Dietary fats are converted into lipids, which make up the membranes that surround all living cells. The type of fat to person consumes may determine whether these cells are converted to bone cells or fat cells, said Ilya Levental, assistant professor of integrative biology and pharmacology at McGovern Medical School at UTHealth.

"The fats that we consume such cholesterol, unsaturated fats and fish oil become robustly incorporated into the membranes of our cells and dramatically change the composition and function of those membranes," said Levental, a Cancer Prevention & Research Institute of Texas (CPRIT) Scholar.

To test their theory, Kandice Levental, the study's lead author and assistant professor of integrative biology and pharmacology at McGovern Medical School, measured the lipid content of mesenchymal (connective tissue) cells.
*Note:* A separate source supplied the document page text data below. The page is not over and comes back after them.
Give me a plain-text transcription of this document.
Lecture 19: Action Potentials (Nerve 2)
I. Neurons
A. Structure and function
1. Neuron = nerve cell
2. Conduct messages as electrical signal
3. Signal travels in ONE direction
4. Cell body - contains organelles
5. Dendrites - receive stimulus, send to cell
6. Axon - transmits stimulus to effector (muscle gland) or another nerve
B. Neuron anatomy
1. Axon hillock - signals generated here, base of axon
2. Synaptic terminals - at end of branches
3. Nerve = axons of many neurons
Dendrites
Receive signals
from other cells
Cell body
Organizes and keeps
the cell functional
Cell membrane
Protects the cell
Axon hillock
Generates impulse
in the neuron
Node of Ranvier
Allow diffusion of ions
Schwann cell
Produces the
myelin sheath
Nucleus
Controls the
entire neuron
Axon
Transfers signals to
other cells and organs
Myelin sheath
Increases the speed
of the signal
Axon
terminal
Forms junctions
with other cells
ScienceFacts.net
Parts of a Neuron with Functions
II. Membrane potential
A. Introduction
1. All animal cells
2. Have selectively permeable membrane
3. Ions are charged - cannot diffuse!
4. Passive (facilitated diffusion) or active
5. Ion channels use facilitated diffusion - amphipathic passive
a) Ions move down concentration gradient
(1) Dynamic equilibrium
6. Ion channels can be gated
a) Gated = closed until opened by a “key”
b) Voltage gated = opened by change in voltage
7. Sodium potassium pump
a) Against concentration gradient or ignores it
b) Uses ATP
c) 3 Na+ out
The Levels found that bone cell membranes had unique compositions, being particularly high in a type of dietary fat, omega-3 polyunsaturated fat. This fat is also called DHA and is the most common component of fish oil, a common dietary supplement.

Most importantly, Levental and his team found that adding such fish oil to mesenchymal stem cells pushed to osteoblasts — bone-forming cells — as opposed to adipocytes — fat-storing cells.

This fundamental research helps explain why fish oil might benefit people with osteoporosis, a bone-weakening disorder. More broadly, it may provide insight into the many connections between dietary fats and a variety of clinical outcomes, including healthy aging and heart disease.

"Our investigations suggest a general mechanism by which dietary fats affect cellular physiology through remodeling of membrane lipidomes, biophysical properties, and signaling," the authors noted.